Les admissions, sont prononcées par la directrice après notification de la CDAPH, et un entretien d’informations avec le jeune et sa famille concernant le fonctionnement de l’établissement et ses missions et objectifs, ainsi que des échanges avec la chef de service au cours d’une visite de l’établissement. Des rendez-vous sont organisés avec le pédo-psychiatre et la psychologue.

Après concertation de la directrice, du pédo-psychiatre, de la chef de service et de la psychologue, une admission est proposée au jeune et ses responsables légaux avec des propositions de ce qu’il est possible de construire à l’IMPro avec et pour ce jeune.

Si l’équipe de cadres est en difficulté pour énoncer un avis ou bien si le jeune ou ses responsables légaux sont hésitants, il peut être proposé au jeune et ses responsables légaux, une période d’observation de 2 semaines, renouvelable une fois. Dans ce cas, en fin de période d’observation, chaque professionnel de l’établissement rédige un bilan d’observation et donne son avis quant à une admission possible. Les perspectives d’admission de ce jeune sont réexaminées par l’équipe de cadres.

Si le jeune, sa famille et l’équipe de l’IMPro sont d’accord un contrat de séjour est signé. Le projet individualisé éducatif, pédagogique, thérapeutique et social est proposé dans le mois qui suit l’admission. Ce projet est défini avec le consentement éclairé et la participation du jeune en accord avec sa famille lorsqu’il est mineur. Ce projet est évalué et révisé lors des bilans effectués par le référent avec le jeune et sa famille (autant de fois que nécessaire) et lors d’une réunion de synthèse annuelle. La première synthèse du jeune a lieu après 6 mois d’accompagnement dans l’établissement, puis une fois par an.

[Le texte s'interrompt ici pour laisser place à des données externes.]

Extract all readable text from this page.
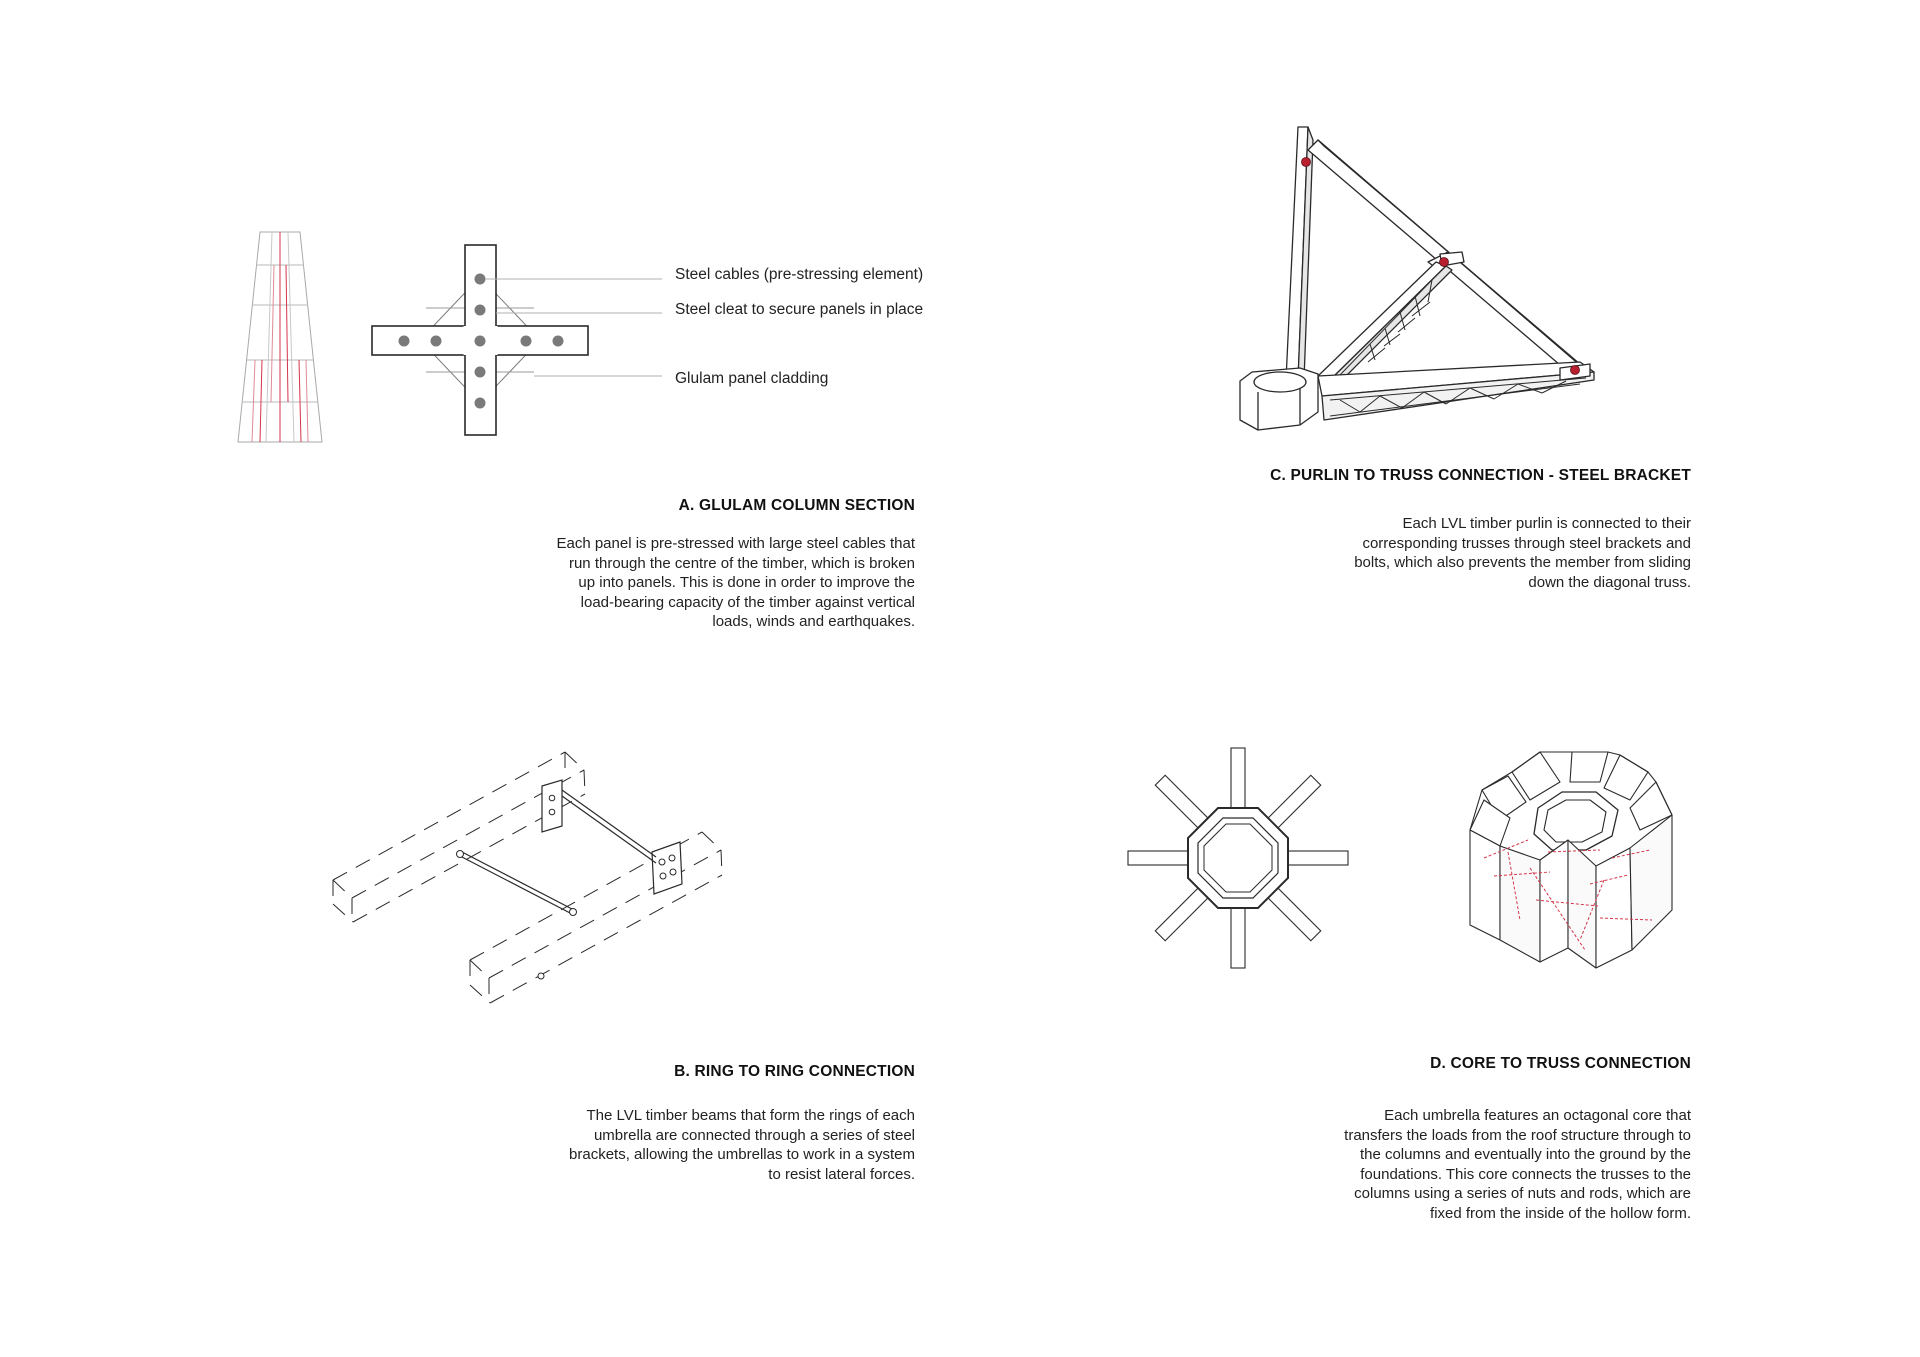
Steel cables (pre-stressing element)
Steel cleat to secure panels in place
Glulam panel cladding
A. GLULAM COLUMN SECTION
Each panel is pre-stressed with large steel cables that
run through the centre of the timber, which is broken
up into panels. This is done in order to improve the
load-bearing capacity of the timber against vertical
loads, winds and earthquakes.
C. PURLIN TO TRUSS CONNECTION - STEEL BRACKET
Each LVL timber purlin is connected to their
corresponding trusses through steel brackets and
bolts, which also prevents the member from sliding
down the diagonal truss.
B. RING TO RING CONNECTION
The LVL timber beams that form the rings of each
umbrella are connected through a series of steel
brackets, allowing the umbrellas to work in a system
to resist lateral forces.
D. CORE TO TRUSS CONNECTION
Each umbrella features an octagonal core that
transfers the loads from the roof structure through to
the columns and eventually into the ground by the
foundations. This core connects the trusses to the
columns using a series of nuts and rods, which are
fixed from the inside of the hollow form.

L’admission donne lieu à l’ouverture d’un dossier dont la confidentialité est respectée et qui peut être consulté par les responsables légaux ou le jeune lui-même sur demande écrite, auprès de la Directrice.

Le dossier médical est confié au médecin psychiatre qui en prend connaissance et divulgue uniquement ce qui est nécessaire pour la prise en charge du jeune sans rompre le secret médical. L’infirmière participe au suivi de son dossier médical.

Le dossier social du jeune est suivi par l’assistante de service social de l’IMPro, également dans les règles déontologiques de ces professionnels.